The whole category everyone’s been ignoring is portable TVs.
We’ve got a little B&W set in the camper with rabbit ears. I’m assuming it’s only got a year’s life left, or will there be very portable, battery-powered converters that can be clipped to rabbit ears?
Manufacturers are starting to produce handheld LCD TV’s capable of picking up digital broadcasts. Radio Shack has a 7" model for $199.99. The reviews aren’t so good, however. Owners say that reception of digital channels is weak using the built-in antenna. Hopefully, newer models with better reception will come out. I’d stay away from the first generation sets.
As for your existing analog portable, I’d say you’re probably screwed. I doubt there will be any battery powered converters coming out for portable use. But that’s just a WAG, I could be wrong.
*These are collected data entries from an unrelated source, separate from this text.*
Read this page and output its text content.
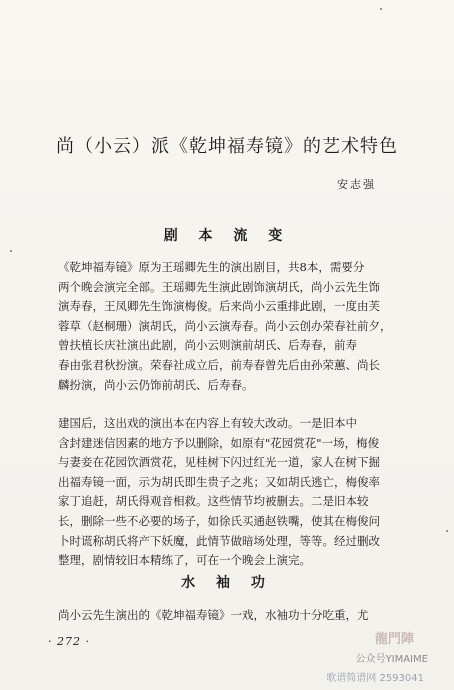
尚（小云）派《乾坤福寿镜》的艺术特色
安志强
剧 本 流 变
《乾坤福寿镜》原为王瑶卿先生的演出剧目，共8本，需要分
两个晚会演完全部。王瑶卿先生演此剧饰演胡氏，尚小云先生饰
演寿春，王凤卿先生饰演梅俊。后来尚小云重排此剧，一度由芙
蓉草（赵桐珊）演胡氏，尚小云演寿春。尚小云创办荣春社前夕，
曾扶植长庆社演出此剧，尚小云则演前胡氏、后寿春，前寿
春由张君秋扮演。荣春社成立后，前寿春曾先后由孙荣蕙、尚长
麟扮演，尚小云仍饰前胡氏、后寿春。
建国后，这出戏的演出本在内容上有较大改动。一是旧本中
含封建迷信因素的地方予以删除，如原有"花园赏花"一场，梅俊
与妻妾在花园饮酒赏花，见桂树下闪过红光一道，家人在树下掘
出福寿镜一面，示为胡氏即生贵子之兆；又如胡氏逃亡，梅俊率
家丁追赶，胡氏得观音相救。这些情节均被删去。二是旧本较
长，删除一些不必要的场子，如徐氏买通赵铁嘴，使其在梅俊问
卜时谎称胡氏将产下妖魔，此情节做暗场处理，等等。经过删改
整理，剧情较旧本精练了，可在一个晚会上演完。
水 袖 功
尚小云先生演出的《乾坤福寿镜》一戏，水袖功十分吃重，尤
· 272 ·	龍門陣
公众号YIMAIME
歌谱简谱网 2593041
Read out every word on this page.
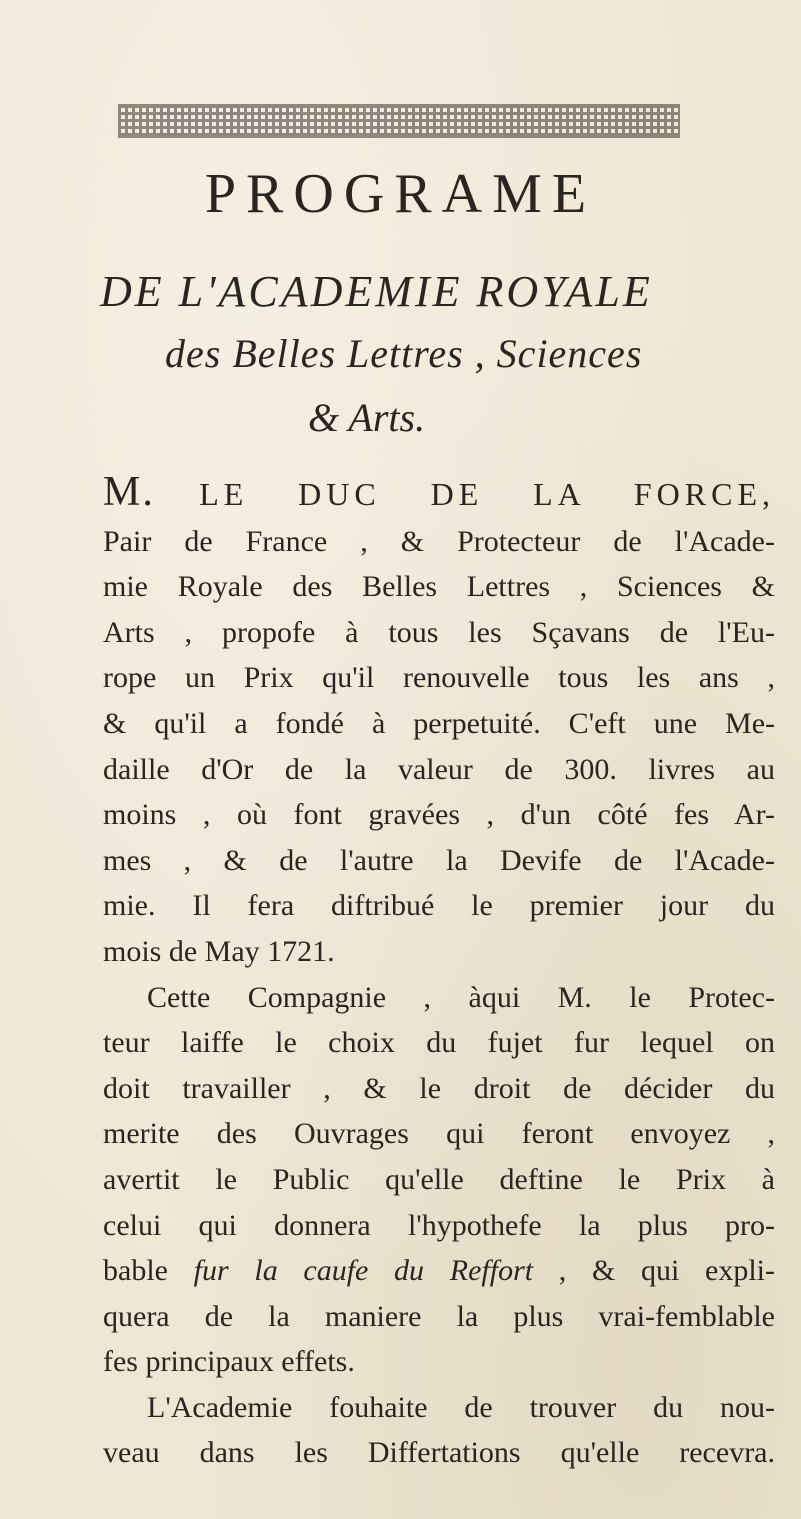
PROGRAME
DE L'ACADEMIE ROYALE
des Belles Lettres , Sciences
& Arts.

M. LE DUC DE LA FORCE,

Pair de France , & Protecteur de l'Acade-

mie Royale des Belles Lettres , Sciences &

Arts , propofe à tous les Sçavans de l'Eu-

rope un Prix qu'il renouvelle tous les ans ,

& qu'il a fondé à perpetuité. C'eft une Me-

daille d'Or de la valeur de 300. livres au

moins , où font gravées , d'un côté fes Ar-

mes , & de l'autre la Devife de l'Acade-

mie. Il fera diftribué le premier jour du

mois de May 1721.

Cette Compagnie , àqui M. le Protec-

teur laiffe le choix du fujet fur lequel on

doit travailler , & le droit de décider du

merite des Ouvrages qui feront envoyez ,

avertit le Public qu'elle deftine le Prix à

celui qui donnera l'hypothefe la plus pro-

bable fur la caufe du Reffort , & qui expli-

quera de la maniere la plus vrai-femblable

fes principaux effets.

L'Academie fouhaite de trouver du nou-

veau dans les Differtations qu'elle recevra.
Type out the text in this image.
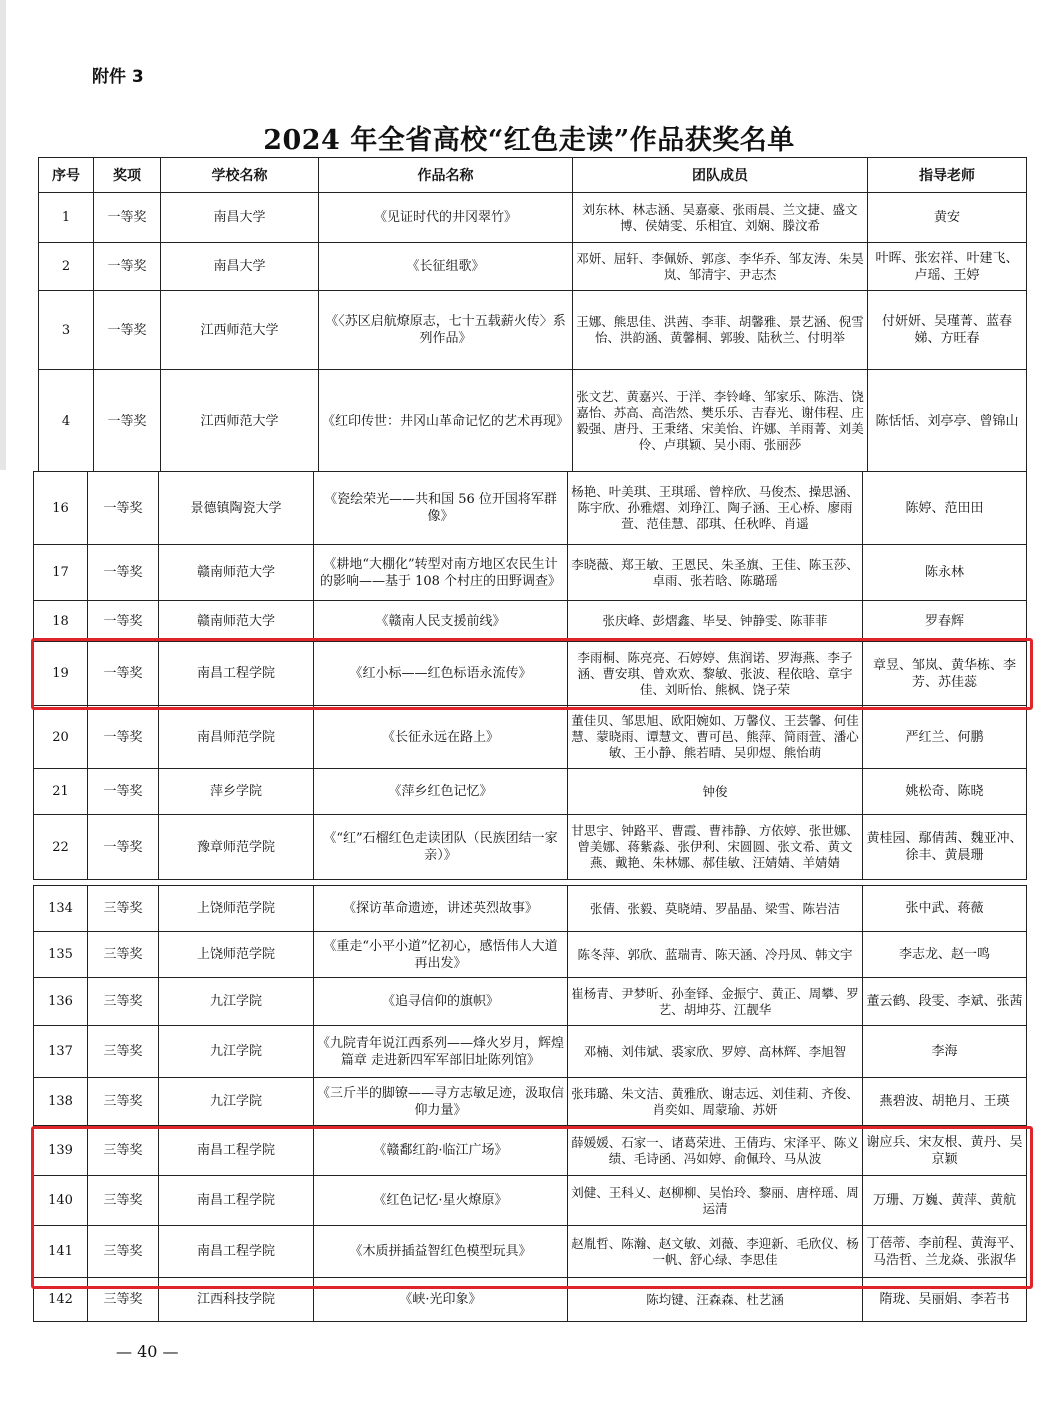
附件 3
2024 年全省高校“红色走读”作品获奖名单
序号	奖项	学校名称	作品名称	团队成员	指导老师
1	一等奖	南昌大学	《见证时代的井冈翠竹》	刘东林、林志涵、吴嘉豪、张雨晨、兰文捷、盛文博、侯婧雯、乐相宜、刘娴、滕汶希	黄安
2	一等奖	南昌大学	《长征组歌》	邓妍、屈轩、李佩娇、郭彦、李华乔、邹友涛、朱昊岚、邹清宇、尹志杰	叶晖、张宏祥、叶建飞、卢瑶、王婷
3	一等奖	江西师范大学	《〈苏区启航燎原志，七十五载薪火传〉系列作品》	王娜、熊思佳、洪茜、李菲、胡馨雅、景艺涵、倪雪怡、洪韵涵、黄馨桐、郭骏、陆秋兰、付明举	付妍妍、吴瑾菁、蓝春娣、方旺春
4	一等奖	江西师范大学	《红印传世：井冈山革命记忆的艺术再现》	张文艺、黄嘉兴、于洋、李铃峰、邹家乐、陈浩、饶嘉怡、苏高、高浩然、樊乐乐、吉春光、谢伟程、庄毅强、唐丹、王秉绪、宋美怡、许娜、羊雨菁、刘美伶、卢琪颖、吴小雨、张丽莎	陈恬恬、刘亭亭、曾锦山
16	一等奖	景德镇陶瓷大学	《瓷绘荣光——共和国 56 位开国将军群像》	杨艳、叶美琪、王琪瑶、曾梓欣、马俊杰、操思涵、陈宇欣、孙雅熠、刘琤江、陶子涵、王心桥、廖雨萱、范佳慧、邵琪、任秋晔、肖遥	陈婷、范田田
17	一等奖	赣南师范大学	《耕地“大棚化”转型对南方地区农民生计的影响——基于 108 个村庄的田野调查》	李晓薇、郑王敏、王恩民、朱圣旗、王佳、陈玉莎、卓雨、张若晗、陈璐瑶	陈永林
18	一等奖	赣南师范大学	《赣南人民支援前线》	张庆峰、彭熠鑫、毕旻、钟静雯、陈菲菲	罗春辉
19	一等奖	南昌工程学院	《红小标——红色标语永流传》	李雨桐、陈亮亮、石婷婷、焦润诺、罗海燕、李子涵、曹安琪、曾欢欢、黎敏、张波、程依晗、章宇佳、刘昕怡、熊枫、饶子荣	章昱、邹岚、黄华栋、李芳、苏佳蕊
20	一等奖	南昌师范学院	《长征永远在路上》	董佳贝、邹思旭、欧阳婉如、万馨仪、王芸馨、何佳慧、蒙晓雨、谭慧文、曹可邑、熊萍、简雨萱、潘心敏、王小静、熊若晴、吴卯煜、熊怡萌	严红兰、何鹏
21	一等奖	萍乡学院	《萍乡红色记忆》	钟俊	姚松奇、陈晓
22	一等奖	豫章师范学院	《“红”石榴红色走读团队（民族团结一家亲）》	甘思宇、钟路平、曹霞、曹祎静、方依婷、张世娜、曾美娜、蒋紫淼、张伊利、宋圆圆、张文希、黄文燕、戴艳、朱林娜、郝佳敏、汪婧婧、羊婧婧	黄桂园、鄢倩茜、魏亚冲、徐丰、黄晨珊
134	三等奖	上饶师范学院	《探访革命遗迹，讲述英烈故事》	张倩、张毅、莫晓靖、罗晶晶、梁雪、陈岩洁	张中武、蒋薇
135	三等奖	上饶师范学院	《重走“小平小道”忆初心，感悟伟人大道再出发》	陈冬萍、郭欣、蓝瑞青、陈天涵、冷丹凤、韩文宇	李志龙、赵一鸣
136	三等奖	九江学院	《追寻信仰的旗帜》	崔杨青、尹梦昕、孙奎铎、金振宁、黄正、周攀、罗艺、胡坤芬、江靓华	董云鹤、段雯、李斌、张茜
137	三等奖	九江学院	《九院青年说江西系列——烽火岁月，辉煌篇章 走进新四军军部旧址陈列馆》	邓楠、刘伟斌、裘家欣、罗婷、高林辉、李旭智	李海
138	三等奖	九江学院	《三斤半的脚镣——寻方志敏足迹，汲取信仰力量》	张玮璐、朱文洁、黄雅欣、谢志远、刘佳莉、齐俊、肖奕如、周蒙瑜、苏妍	燕碧波、胡艳月、王瑛
139	三等奖	南昌工程学院	《赣鄱红韵·临江广场》	薛媛媛、石家一、诸葛荣进、王倩玙、宋泽平、陈义绩、毛诗函、冯如婷、俞佩玲、马从波	谢应兵、宋友根、黄丹、吴京颖
140	三等奖	南昌工程学院	《红色记忆·星火燎原》	刘健、王科乂、赵柳柳、吴怡玲、黎丽、唐梓瑶、周运清	万珊、万巍、黄萍、黄航
141	三等奖	南昌工程学院	《木质拼插益智红色模型玩具》	赵胤哲、陈瀚、赵文敏、刘薇、李迎新、毛欣仪、杨一帆、舒心绿、李思佳	丁蓓蒂、李前程、黄海平、马浩哲、兰龙焱、张淑华
142	三等奖	江西科技学院	《峡·光印象》	陈均键、汪森森、杜艺涵	隋珑、吴丽娟、李若书
— 40 —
We do this with the VCR in the living room, it’s hooked to a digital cable box. There’s also a TV in the dining room with its own digital cable box.
I have a digital converter box. Granted, not all models will work the same way, but here’s how it works for me.
I can output to either component cables or RF – if I use RF I set my TV to Channel 3. If I use the cables, I set my TV to the auxiliary input.
Just like I’d do to play back a VCR.
But I have to use the digital converter box to select my station. And I can only set it for one station at a time – it doesn’t have a programming feature.
This means I can only record to my VCR the station the digital converter box is set to. So taping different channels at different times simply won’t work.
As I said, not all models will work the same way. The most basic converters probably won’t have any programming capability, they’ll just be a tuner and a simple converter. If there are more fully featured models, they’ll probably have some programming feature available.
About 15% of the population relies on OTA television. I’d guess that most of them still have NTSC television receivers.
Laptops are another option. There are HDTV receivers that plug into a USB port; USB digital receivers shouldn’t be far off.